Spring Boot Actuator + Micrometer gives you metrics for free:

management:
  endpoints:
    web:
      exposure:
        include: health,info,prometheus,metrics
  metrics:
    export:
      prometheus:
        enabled: true
  endpoint:
    health:
      show-details: always

Prometheus scrapes /actuator/prometheus every 15 seconds. You get JVM metrics (heap, GC, threads), HTTP metrics (request count, latency histograms), and HikariCP pool metrics — all without a line of custom instrumentation.

For business metrics, add custom counters:

@Service
public class PaymentService {
    private final Counter paymentSuccessCounter;
    private final Counter paymentFailureCounter;
    private final Timer paymentTimer;

    public PaymentService(MeterRegistry registry) {
        paymentSuccessCounter = Counter.builder("payment.processed")
            .tag("status", "success").register(registry);
        paymentFailureCounter = Counter.builder("payment.processed")
            .tag("status", "failure").register(registry);
        paymentTimer = Timer.builder("payment.duration")
            .publishPercentiles(0.5, 0.95, 0.99)
            .register(registry);
    }
}

The publishPercentiles on the timer is key — you want P99 latency visible in Grafana, not just average latency. Averages hide tail latency misery.

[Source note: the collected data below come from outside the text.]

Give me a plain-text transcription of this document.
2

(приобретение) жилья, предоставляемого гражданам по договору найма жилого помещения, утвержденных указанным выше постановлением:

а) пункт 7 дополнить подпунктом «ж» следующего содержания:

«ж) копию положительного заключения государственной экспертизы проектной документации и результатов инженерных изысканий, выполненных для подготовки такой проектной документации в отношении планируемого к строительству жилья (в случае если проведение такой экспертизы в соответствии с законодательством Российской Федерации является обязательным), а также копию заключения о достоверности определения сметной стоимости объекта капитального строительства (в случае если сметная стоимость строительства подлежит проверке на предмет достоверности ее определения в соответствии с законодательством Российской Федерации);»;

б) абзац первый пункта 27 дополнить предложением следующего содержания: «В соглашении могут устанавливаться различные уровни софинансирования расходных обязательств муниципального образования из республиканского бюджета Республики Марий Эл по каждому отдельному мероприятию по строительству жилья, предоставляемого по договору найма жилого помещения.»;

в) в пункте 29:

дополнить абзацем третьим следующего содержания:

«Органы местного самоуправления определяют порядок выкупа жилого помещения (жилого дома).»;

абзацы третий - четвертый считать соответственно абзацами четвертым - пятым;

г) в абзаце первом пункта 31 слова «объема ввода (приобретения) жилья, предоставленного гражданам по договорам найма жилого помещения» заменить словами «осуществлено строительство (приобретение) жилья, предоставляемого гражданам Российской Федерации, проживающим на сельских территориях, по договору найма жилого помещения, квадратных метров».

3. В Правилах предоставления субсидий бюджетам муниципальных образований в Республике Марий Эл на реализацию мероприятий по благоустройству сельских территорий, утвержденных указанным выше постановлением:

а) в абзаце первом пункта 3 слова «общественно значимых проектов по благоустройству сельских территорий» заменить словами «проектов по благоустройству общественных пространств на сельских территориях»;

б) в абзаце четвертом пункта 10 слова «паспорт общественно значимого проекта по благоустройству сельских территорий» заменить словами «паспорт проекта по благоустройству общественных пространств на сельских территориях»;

Key Grafana panels every service should have:

  • Request rate (RPS) — rate(http_server_requests_seconds_count[1m])
  • Error rate — filter by status=~"5.."
  • P99 latency — histogram_quantile(0.99, http_server_requests_seconds_bucket)
  • JVM heap usage — jvm_memory_used_bytes / jvm_memory_max_bytes
  • DB pool active connections — hikaricp_connections_active

Pillar 3: Distributed Tracing with OpenTelemetry

Logs and metrics tell you that something is wrong. Traces tell you where in a multi-service flow it went wrong. At HDFC Bank, I integrated OpenTelemetry tracing into the standardized observability library so every service gets tracing for free.

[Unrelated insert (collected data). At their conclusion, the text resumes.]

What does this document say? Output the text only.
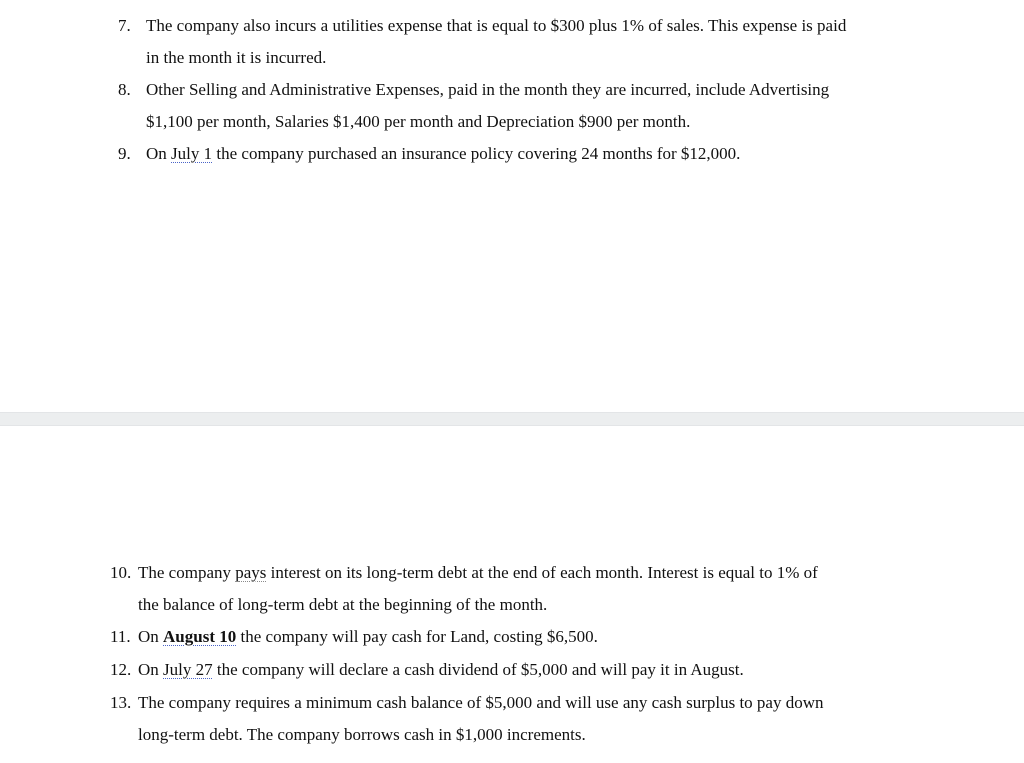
7. The company also incurs a utilities expense that is equal to $300 plus 1% of sales. This expense is paid
in the month it is incurred.
8. Other Selling and Administrative Expenses, paid in the month they are incurred, include Advertising
$1,100 per month, Salaries $1,400 per month and Depreciation $900 per month.
9. On July 1 the company purchased an insurance policy covering 24 months for $12,000.
10. The company pays interest on its long-term debt at the end of each month. Interest is equal to 1% of
the balance of long-term debt at the beginning of the month.
11. On August 10 the company will pay cash for Land, costing $6,500.
12. On July 27 the company will declare a cash dividend of $5,000 and will pay it in August.
13. The company requires a minimum cash balance of $5,000 and will use any cash surplus to pay down
long-term debt. The company borrows cash in $1,000 increments.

Spring Boot 3 supports OpenTelemetry via Micrometer Tracing:

<dependency>
    <groupId>io.micrometer</groupId>
    <artifactId>micrometer-tracing-bridge-otel</artifactId>
</dependency>
<dependency>
    <groupId>io.opentelemetry</groupId>
    <artifactId>opentelemetry-exporter-otlp</artifactId>
</dependency>
management:
  tracing:
    sampling:
      probability: 0.1   # 10% in prod; 1.0 in dev/staging
  otlp:
    tracing:
      endpoint: http://otel-collector:4318/v1/traces

Trace context propagates automatically across RestTemplate, WebClient, and Spring MVC. For Kafka, you need to manually propagate headers (the library we built at HDFC Bank handles this via a custom ProducerInterceptor).

Sampling strategy matters. 100% sampling at production TPS is cost-prohibitive. We sample:

  • 100% of all error responses (5xx)
  • 100% of slow requests (above P95 threshold)
  • 10% of normal traffic

This means incidents are always captured, while routine traffic is sampled economically.

The Compound Effect

The real value emerges when all three pillars are connected. A Grafana alert fires on elevated error rate → you click the trace ID embedded in the alert annotation → Zipkin shows the exact span where the failure started → you filter Kibana by that correlation ID → you see the full log context including the SQL query that timed out.

That end-to-end journey — from alert to root cause — is what took 45 minutes before observability and takes under 10 minutes after. The tools matter less than the discipline of wiring them together from day one.